Money tabbed for the federal government’s surplus food buying program is expected to start rolling out in early August, according to the federal Agriculture Minister.
“We’re almost ready, we’re looking at the final selection of the partners,” Marie-Claude Bibeau said during a July 24 interview. “We are really at the last stage. The organizations who will get the money will be informed shortly.”
The $50 million Surplus Food Rescue Program was announced in early May, with details on how to apply coming in June. It is expected to move extra food through the food system to vulnerable Canadians.
The minister also confirmed that Ottawa’s $77.5 million fund designed to help food processors deal with the impacts of COVID-19 will soon be ready.
“We’re very, very close to the end as well,” she said. “Maybe not as much. The food program is a matter of days, for the food processing it won’t all be announced at the same time, so a couple of weeks or months at the latest.”

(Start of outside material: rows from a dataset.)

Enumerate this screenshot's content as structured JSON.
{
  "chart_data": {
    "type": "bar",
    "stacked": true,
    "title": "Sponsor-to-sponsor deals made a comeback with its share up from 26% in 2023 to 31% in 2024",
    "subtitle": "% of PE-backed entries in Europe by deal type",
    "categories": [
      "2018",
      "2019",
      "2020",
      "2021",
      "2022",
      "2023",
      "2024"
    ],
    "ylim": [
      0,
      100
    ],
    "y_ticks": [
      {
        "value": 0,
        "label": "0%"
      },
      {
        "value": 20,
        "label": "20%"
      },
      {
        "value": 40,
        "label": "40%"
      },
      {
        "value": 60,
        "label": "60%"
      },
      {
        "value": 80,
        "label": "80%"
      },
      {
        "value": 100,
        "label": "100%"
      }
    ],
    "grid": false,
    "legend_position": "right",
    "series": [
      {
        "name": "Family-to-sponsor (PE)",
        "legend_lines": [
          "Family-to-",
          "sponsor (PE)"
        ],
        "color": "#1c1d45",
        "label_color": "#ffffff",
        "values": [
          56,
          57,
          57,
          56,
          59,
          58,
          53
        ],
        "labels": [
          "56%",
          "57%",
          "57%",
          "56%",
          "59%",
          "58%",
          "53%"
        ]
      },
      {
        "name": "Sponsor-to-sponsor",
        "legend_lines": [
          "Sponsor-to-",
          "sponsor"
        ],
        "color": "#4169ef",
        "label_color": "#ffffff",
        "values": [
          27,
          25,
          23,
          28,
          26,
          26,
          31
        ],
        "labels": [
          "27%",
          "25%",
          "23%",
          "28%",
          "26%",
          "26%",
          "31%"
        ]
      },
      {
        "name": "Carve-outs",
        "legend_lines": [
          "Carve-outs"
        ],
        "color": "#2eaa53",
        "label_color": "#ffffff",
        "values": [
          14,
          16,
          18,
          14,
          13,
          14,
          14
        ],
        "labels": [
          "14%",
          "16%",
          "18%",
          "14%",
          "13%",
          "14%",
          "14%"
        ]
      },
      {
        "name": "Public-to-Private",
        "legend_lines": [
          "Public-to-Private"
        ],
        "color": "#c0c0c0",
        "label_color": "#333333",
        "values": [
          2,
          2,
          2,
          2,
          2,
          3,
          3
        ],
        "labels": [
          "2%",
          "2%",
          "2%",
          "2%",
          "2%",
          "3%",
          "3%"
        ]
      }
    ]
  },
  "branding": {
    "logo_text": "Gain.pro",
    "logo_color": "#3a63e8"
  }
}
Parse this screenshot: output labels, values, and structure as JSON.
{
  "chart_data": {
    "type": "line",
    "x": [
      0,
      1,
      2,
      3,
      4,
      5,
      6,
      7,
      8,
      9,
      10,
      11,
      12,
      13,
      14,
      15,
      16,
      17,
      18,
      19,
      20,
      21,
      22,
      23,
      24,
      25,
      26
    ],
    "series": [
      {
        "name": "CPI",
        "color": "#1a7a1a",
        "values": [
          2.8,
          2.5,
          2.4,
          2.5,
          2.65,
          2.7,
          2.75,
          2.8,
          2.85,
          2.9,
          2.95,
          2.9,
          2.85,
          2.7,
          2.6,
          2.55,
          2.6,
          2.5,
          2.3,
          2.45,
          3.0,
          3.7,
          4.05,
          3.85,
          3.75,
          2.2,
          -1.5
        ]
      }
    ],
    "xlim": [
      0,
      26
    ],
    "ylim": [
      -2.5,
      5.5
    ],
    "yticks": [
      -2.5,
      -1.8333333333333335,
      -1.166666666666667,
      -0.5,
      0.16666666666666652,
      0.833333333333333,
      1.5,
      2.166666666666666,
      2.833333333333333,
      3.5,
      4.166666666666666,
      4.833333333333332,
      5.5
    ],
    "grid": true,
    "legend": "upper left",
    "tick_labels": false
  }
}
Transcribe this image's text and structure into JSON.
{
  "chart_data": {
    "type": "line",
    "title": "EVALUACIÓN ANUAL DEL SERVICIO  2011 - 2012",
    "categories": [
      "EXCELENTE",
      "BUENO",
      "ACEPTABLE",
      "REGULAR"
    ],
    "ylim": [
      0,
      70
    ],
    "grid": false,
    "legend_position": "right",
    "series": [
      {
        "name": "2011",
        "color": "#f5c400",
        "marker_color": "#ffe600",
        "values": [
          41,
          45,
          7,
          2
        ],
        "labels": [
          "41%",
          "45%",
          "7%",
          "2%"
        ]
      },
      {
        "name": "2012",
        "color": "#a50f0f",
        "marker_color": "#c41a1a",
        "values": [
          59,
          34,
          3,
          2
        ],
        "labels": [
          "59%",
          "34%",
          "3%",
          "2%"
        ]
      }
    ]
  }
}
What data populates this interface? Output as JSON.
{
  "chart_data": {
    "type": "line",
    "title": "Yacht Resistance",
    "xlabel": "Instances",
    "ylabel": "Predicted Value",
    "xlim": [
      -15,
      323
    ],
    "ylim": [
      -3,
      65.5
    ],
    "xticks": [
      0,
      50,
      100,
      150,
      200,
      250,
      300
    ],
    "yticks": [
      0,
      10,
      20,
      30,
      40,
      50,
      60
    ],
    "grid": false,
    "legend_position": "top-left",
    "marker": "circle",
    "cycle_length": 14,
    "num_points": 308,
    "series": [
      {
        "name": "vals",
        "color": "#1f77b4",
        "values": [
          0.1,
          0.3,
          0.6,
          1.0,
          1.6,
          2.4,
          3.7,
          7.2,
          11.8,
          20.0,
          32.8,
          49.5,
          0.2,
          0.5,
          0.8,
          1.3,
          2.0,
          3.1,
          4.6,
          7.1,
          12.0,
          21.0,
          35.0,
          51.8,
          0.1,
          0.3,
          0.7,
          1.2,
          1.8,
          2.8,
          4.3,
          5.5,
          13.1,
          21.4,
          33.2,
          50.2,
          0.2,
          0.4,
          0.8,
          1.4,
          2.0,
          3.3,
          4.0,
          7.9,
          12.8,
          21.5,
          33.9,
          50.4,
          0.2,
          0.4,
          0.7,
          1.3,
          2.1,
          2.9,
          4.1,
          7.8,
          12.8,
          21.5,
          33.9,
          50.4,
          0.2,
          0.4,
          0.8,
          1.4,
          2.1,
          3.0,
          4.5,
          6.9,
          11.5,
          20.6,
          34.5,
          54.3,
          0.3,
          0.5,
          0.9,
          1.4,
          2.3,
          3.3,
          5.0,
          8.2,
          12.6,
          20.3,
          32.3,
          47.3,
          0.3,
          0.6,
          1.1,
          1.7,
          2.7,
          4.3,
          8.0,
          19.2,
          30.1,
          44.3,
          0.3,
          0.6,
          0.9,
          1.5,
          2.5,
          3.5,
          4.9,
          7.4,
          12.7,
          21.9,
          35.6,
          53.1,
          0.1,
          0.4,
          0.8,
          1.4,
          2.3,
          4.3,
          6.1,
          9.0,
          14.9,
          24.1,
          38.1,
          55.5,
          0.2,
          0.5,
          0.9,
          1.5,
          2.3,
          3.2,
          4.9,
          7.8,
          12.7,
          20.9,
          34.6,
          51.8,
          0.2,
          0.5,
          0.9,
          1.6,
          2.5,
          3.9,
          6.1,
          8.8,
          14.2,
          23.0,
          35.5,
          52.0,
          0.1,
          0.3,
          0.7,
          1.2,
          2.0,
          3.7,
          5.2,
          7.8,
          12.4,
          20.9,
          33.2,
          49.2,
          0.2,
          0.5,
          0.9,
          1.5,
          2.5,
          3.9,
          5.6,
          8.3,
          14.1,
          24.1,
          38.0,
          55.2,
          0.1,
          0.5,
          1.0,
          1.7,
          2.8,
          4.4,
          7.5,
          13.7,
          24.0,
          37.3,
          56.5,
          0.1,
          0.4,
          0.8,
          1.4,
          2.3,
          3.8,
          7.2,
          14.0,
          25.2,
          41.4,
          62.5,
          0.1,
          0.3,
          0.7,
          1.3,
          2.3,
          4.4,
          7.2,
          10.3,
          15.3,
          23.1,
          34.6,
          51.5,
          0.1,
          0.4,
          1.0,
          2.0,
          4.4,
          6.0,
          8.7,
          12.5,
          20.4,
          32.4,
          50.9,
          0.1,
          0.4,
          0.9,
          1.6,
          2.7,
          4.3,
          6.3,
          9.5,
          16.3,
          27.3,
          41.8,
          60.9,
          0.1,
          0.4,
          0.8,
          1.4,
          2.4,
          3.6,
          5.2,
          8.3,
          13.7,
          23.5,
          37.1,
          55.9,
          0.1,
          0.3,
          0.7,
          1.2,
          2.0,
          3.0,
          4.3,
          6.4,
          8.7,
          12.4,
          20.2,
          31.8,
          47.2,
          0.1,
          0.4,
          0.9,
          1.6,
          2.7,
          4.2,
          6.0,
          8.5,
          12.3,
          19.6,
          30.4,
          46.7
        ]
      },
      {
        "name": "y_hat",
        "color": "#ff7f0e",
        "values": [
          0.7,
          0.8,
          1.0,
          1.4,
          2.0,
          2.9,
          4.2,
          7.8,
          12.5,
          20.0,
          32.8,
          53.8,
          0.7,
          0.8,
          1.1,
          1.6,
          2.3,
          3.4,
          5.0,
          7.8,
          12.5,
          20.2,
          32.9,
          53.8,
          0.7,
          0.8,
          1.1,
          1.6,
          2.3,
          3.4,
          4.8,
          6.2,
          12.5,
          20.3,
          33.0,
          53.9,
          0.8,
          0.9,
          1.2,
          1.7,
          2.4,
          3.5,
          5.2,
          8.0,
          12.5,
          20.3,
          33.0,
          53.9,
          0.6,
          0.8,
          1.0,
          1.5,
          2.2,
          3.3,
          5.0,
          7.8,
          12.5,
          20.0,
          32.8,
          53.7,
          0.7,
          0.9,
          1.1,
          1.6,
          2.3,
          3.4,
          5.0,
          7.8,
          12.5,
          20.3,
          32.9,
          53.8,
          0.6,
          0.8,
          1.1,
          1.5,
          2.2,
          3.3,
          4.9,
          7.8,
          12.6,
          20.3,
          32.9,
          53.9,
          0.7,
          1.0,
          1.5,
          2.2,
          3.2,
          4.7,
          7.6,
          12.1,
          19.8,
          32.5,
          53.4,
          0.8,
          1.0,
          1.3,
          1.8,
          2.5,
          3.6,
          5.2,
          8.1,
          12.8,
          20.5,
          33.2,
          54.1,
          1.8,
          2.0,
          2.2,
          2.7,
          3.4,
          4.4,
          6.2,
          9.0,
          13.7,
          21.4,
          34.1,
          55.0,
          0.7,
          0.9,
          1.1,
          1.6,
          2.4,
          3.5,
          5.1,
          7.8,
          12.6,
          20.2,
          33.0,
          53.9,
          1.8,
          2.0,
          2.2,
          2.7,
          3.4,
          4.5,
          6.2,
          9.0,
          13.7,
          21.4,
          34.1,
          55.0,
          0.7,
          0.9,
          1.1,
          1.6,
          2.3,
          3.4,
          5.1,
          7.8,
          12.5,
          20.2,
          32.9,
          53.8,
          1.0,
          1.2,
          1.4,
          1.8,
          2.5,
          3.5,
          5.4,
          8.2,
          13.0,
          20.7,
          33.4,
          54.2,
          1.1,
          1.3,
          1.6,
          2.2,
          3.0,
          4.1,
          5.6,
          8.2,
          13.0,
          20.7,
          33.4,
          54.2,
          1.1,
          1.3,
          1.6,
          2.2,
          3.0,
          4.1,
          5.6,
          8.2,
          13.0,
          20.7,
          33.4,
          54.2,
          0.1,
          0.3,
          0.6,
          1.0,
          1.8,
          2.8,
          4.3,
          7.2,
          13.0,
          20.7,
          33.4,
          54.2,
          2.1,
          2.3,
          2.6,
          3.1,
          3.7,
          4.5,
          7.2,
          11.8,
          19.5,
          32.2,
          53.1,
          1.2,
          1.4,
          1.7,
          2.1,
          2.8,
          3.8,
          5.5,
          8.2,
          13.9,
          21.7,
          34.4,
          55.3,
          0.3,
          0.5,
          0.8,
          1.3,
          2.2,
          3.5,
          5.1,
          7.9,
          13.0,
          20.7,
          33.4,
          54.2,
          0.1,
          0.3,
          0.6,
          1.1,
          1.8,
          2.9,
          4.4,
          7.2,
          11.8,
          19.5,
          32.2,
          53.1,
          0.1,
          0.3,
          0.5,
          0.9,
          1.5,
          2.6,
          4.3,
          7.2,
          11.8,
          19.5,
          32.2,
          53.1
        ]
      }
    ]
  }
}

The funding for processors should help them offset the costs of purchasing personal protective equipment and installing safety measures to prevent the spread of the virus.
A $100 million fund set up to assist local food banks distribute food to vulnerable Canadians is “almost all distributed,” according to Bibeau.
While the federal government recently announced $35 million to assist producers with ensuring temporary foreign workers employed at their operations are safe, Bibeau cautioned against the sector having high expectations for additional support.
When the bulk of federal supports were announced in May as part of a $252 million aid package, industry groups like the Canadian Federation of Agriculture (CFA) were calling for $2.5 billion.
In response, Bibeau and Prime Minister Justin Trudeau suggested more money would be coming as needed.
Now, Bibeau suggested that need may not exist across the entire sector.
“The sector is doing better than what we expected three months ago,” she said, noting they are following the situation closely. “The situation is not the same for each and every sector, and even within a sector the situation can be different.”
In terms of more ad-hoc support for producers, Bibeau said, “I don’t want to close the door, but at the same time (farmers) should recognize the general programs we are putting in place are supporting them.”
Bibeau pointed out there are supports available to producers, even if they are not specific to the agriculture sector. As an example, she cited changes made to the Canadian Emergency Business Account (CEBA) program to more easily allow farmers access to up to $40,000 in interest free loans while receiving a $10,000 rebate if it’s paid off by the end of 2022.
Ottawa estimated changes made in May to expand the eligibility of the program would more than double the number of farms qualified to access the money, bringing the total to 67,700 farms; but no data is available on how many producers have been able to actually access those dollars.
Bibeau said she continues to focus on reforming business risk management (BRM) programs.
“Obviously the BRM are the first to be put forward. If we find that a sector that is really affected in a significant way, more than the others, and actually in the situation were going through right now it’s not comparing just to the ag sector, it’s comparing to the whole economy,” she said. “We have to look at it from a very, very wide (lens).”
Producers shouldn’t have high hopes for any major reforms coming for BRM programming either, however.
Bibeau said she rejected a proposal from the provinces that would have seen the federal contribution to the cost-shared program rise from 60 percent to 90 percent under the current Canadian Agricultural Partnership (CAP).
“We have to find a consensus to move forward, it’s a cost-shared program so you cannot expect only the federal government will put money on the table,” she said. “Right now, what we are doing is to put evidence on the table to see what are the strengths and weaknesses of each of these programs and how they are reaching their objectives based on evidence.”
She said her intention now is to go back to the provinces with “options based on evidence.”
“I would love and hope very much to achieve this so we can have some changes by October, but we will also be looking at a more significant review for the next generation of the Canadian Partnership for Agriculture, which we still have two years to go,” she said. “Some short-term changes hopefully, and starting the conversation for more significant reform for the next generation of CAP.”
Bibeau said she is committed to at least keeping the federal contribution at 60 percent, but will continue to review different scenarios, as well as “have a good chat with our Minister of Finance.”